Fetihten önceki İstanbul
Sergideki en eski tarihli yapıt 1493 yılında basılan Hartmann Schedel’e ait Liber chronicarum (“Nürnberg Kroniği” olarak da bilinir) isimli yayın. Ortaçağ Avrupa’sında en büyük kişisel kütüphanelerden birini kurmuş tutkulu bir kitap koleksiyoneri olan Schedel’in yazdığı kronik, geniş anlamda, yaradılıştan başlayıp Schedel’in kendi zamanına kadar gelen bir dünya tarihidir. Sanatçı Albrecht Dürer’in de katkıda bulunduğuna inanılan, 15. yüzyılın en çok çizim içeren bu kitabının ilk baskısı, sergide, İstanbul’un payitaht olmadan önceki döneminden geniş açılı bir görselin olduğu iki sayfa açılarak gösteriliyor. Bu çizim, İstanbul’un en eski basılı temsillerinden biridir; şehir, doğudan kuşbakışı olarak, fetihten önce olabilecek hâliyle görülür.
Carbognano'nun (Kömürciyan) İstanbul'u
Sergideki nadir kitaplar arasında Pera’da Katolik Ermeni bir ailenin (Kömürciyan) çocuğu olarak dünyaya gelen Cosimo Comidas de Carbognano’nun Descrizione topografica dello stato presente di Costantinopoli [İstanbul’un Şimdiki Durumunun Topografik Betimlemesi] isimli kitabı da yer alıyor. 1778 yılında yazmaya başladığı ve 1786’ya kadar büyük çoğunluğunu bitirdiği kitapta İstanbul’un sayısız yabancıyı büyüleyen egzotik ve pitoresk yanlarından uzak duran Carbognano, gerçekçi bir yaklaşımla şehrin topografisi, anıtları ve antik eserleri, ticareti ve pazarları, yerel mimarisi vb. üzerinde yoğunlaşıyor.
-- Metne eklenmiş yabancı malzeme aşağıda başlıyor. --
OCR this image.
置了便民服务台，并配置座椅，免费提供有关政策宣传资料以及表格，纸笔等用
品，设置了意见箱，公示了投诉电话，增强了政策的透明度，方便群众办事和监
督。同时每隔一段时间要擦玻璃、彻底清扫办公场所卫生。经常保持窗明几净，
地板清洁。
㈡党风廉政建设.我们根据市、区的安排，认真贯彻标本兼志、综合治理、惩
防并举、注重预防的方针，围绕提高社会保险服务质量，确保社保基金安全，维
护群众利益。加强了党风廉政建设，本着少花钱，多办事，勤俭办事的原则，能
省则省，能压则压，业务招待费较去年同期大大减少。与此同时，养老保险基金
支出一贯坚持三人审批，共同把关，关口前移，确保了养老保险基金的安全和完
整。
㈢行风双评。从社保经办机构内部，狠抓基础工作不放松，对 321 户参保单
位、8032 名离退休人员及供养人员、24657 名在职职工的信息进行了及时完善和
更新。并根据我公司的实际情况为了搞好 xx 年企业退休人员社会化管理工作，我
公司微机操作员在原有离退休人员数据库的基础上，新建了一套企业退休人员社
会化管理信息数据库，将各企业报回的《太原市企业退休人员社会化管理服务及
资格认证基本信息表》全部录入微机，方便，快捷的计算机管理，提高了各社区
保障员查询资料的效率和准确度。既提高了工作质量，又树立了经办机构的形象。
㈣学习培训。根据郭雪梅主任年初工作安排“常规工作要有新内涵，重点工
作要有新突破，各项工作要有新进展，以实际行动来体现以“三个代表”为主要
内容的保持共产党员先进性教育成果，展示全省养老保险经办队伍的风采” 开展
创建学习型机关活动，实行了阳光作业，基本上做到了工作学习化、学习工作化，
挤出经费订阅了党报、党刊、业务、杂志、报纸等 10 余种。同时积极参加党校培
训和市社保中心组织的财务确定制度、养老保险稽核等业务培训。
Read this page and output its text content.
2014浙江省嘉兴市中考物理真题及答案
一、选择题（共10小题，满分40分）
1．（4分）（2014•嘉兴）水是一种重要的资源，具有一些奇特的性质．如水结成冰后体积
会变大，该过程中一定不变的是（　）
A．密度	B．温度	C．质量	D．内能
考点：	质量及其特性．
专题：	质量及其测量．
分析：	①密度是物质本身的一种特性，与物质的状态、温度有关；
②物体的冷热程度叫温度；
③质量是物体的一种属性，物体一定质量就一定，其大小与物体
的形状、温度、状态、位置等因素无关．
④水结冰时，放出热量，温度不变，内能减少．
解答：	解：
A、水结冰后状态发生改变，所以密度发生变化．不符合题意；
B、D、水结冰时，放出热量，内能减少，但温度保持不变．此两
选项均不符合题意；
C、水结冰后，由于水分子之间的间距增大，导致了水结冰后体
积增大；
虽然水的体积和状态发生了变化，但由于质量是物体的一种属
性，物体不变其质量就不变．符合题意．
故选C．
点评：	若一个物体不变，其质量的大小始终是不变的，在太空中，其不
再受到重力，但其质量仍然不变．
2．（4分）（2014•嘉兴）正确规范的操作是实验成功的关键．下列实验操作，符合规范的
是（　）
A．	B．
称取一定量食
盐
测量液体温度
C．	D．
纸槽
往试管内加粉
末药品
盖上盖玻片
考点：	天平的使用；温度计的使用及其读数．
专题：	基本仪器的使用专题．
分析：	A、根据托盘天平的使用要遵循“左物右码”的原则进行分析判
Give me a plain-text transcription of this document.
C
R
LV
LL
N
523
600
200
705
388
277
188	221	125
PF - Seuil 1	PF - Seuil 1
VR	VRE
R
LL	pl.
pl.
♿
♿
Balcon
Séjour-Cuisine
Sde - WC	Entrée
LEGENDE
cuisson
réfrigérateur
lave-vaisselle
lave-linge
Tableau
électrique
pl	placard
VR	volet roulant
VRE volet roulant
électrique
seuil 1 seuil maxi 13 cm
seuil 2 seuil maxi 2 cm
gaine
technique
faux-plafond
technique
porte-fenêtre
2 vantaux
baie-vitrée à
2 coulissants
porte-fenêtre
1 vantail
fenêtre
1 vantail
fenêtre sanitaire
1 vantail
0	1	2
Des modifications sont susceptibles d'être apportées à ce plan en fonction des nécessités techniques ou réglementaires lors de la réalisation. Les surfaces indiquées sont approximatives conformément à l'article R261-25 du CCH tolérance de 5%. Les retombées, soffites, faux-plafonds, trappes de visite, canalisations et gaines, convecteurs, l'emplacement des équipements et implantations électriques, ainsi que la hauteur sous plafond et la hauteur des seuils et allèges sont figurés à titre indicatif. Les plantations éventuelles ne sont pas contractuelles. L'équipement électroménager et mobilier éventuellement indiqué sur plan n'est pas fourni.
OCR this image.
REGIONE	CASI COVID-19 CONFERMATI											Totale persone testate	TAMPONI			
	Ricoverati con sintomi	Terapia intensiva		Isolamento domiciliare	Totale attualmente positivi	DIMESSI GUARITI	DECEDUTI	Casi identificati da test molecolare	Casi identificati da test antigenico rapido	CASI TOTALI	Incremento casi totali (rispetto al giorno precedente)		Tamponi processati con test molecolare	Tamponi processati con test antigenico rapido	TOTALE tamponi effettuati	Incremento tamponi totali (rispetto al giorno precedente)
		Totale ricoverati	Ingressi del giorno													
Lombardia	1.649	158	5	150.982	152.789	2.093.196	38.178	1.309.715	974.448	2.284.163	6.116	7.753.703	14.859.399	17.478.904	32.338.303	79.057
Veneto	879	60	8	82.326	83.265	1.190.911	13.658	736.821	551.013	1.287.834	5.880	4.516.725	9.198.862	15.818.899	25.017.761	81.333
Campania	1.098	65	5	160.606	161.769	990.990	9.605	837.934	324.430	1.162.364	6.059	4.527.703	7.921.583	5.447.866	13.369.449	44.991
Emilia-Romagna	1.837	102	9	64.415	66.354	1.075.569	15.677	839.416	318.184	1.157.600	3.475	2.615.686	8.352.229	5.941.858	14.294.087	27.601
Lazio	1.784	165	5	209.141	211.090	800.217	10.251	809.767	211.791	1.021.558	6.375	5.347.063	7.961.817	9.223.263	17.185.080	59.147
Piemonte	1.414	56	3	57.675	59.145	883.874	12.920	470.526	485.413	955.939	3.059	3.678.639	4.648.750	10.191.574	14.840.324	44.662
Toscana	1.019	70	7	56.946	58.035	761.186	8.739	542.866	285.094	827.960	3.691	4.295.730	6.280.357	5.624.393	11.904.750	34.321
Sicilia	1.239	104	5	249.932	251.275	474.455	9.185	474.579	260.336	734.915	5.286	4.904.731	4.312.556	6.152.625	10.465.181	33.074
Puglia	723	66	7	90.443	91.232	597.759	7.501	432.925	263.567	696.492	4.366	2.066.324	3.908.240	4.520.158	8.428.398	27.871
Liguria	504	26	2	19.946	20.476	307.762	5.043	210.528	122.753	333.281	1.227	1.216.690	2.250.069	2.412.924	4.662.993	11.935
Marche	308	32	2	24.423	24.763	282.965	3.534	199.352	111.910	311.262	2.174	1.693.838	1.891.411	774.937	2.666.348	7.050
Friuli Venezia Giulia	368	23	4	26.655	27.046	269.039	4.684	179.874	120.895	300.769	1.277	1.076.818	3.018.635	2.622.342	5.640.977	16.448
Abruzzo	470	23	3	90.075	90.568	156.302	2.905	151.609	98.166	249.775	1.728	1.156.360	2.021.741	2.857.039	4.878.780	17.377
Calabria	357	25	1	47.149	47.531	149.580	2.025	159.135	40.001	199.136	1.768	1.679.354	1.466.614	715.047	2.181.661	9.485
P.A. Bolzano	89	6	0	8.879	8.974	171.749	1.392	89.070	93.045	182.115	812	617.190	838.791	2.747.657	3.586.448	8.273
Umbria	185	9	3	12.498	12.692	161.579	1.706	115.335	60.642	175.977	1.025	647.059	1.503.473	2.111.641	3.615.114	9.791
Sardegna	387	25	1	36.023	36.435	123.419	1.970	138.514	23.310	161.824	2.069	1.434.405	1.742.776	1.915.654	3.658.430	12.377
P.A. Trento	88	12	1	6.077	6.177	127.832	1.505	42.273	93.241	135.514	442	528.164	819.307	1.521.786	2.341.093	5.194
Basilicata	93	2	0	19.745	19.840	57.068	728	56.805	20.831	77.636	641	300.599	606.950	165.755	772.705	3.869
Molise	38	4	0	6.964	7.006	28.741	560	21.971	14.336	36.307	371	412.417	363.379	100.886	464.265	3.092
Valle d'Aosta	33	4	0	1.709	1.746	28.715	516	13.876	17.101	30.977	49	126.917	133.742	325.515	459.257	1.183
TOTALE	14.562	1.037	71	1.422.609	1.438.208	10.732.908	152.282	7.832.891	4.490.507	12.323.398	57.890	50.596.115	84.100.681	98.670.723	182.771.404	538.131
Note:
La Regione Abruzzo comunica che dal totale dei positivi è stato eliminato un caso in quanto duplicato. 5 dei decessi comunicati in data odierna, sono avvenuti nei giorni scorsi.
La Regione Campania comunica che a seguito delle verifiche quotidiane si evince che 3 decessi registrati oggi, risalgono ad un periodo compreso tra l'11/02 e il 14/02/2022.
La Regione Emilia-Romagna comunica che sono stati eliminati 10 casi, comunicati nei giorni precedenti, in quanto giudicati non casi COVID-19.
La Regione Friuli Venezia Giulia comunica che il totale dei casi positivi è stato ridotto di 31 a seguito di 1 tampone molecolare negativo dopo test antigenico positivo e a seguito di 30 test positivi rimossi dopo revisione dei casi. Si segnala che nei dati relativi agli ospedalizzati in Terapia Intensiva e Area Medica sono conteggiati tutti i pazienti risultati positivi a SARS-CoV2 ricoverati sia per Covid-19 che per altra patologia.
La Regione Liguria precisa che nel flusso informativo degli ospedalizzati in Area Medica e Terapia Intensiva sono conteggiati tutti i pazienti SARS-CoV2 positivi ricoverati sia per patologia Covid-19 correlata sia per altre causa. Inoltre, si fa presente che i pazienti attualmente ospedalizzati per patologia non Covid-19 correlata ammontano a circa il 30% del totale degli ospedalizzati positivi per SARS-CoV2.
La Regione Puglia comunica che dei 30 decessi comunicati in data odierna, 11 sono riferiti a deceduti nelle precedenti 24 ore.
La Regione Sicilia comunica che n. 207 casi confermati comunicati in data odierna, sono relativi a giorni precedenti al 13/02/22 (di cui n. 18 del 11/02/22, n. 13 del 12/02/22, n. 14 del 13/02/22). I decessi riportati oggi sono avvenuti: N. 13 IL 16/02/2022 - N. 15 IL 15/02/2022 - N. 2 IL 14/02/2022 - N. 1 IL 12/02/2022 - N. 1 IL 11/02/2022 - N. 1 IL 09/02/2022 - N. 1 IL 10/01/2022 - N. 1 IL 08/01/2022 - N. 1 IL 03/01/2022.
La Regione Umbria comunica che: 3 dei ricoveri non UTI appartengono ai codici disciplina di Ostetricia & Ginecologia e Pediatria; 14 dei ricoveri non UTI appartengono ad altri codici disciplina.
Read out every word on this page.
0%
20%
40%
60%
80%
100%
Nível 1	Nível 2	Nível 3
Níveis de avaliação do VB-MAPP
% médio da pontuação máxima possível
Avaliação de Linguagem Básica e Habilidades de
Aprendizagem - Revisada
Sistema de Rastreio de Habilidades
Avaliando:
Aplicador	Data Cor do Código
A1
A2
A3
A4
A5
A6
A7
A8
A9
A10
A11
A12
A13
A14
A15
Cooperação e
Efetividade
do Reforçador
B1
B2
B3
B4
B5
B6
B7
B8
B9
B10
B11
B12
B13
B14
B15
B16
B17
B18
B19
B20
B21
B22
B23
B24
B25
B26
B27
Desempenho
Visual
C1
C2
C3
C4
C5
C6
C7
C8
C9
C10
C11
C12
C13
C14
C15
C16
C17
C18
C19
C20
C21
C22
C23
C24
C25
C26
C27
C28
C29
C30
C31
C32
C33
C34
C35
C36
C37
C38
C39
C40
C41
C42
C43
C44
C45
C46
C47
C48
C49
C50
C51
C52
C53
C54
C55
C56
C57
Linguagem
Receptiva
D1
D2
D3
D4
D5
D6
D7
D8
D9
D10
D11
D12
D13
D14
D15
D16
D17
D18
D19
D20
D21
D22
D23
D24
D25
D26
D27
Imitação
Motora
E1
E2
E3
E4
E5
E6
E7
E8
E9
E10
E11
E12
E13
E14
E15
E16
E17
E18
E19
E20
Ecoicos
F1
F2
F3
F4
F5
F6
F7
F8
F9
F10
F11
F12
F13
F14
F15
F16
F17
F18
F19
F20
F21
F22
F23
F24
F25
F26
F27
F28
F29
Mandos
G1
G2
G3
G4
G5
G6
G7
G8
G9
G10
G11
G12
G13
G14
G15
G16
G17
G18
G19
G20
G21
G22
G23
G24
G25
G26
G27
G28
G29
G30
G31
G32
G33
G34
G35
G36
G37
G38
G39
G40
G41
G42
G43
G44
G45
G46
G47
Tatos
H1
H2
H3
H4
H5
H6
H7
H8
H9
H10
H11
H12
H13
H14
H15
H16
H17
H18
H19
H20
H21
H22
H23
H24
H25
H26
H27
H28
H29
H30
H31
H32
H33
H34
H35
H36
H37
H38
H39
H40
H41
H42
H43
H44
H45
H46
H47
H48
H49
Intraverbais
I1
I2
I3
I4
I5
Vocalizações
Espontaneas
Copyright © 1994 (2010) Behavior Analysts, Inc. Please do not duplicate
Melling’in göz alıcı çizimleri
Alman asıllı Fransız mimar ve ressam Antoine-Ignace Melling’in Voyage pittoresque de Constantinople et des rives du Bosphore [İstanbul ve Boğaz Kıyılarında Pitoresk Seyahat] isimli kitabı ise topografik çizimde bir başyapıt; belki de İstanbul’la ilgili en güzel, 106,5 × 66 cm levha cildiyle en büyük resimli kitap sayılıyor. İlk baskının sergideki örneği, gravür levhalarının katlanmadığı çok ender sayıdaki kopyadan biri.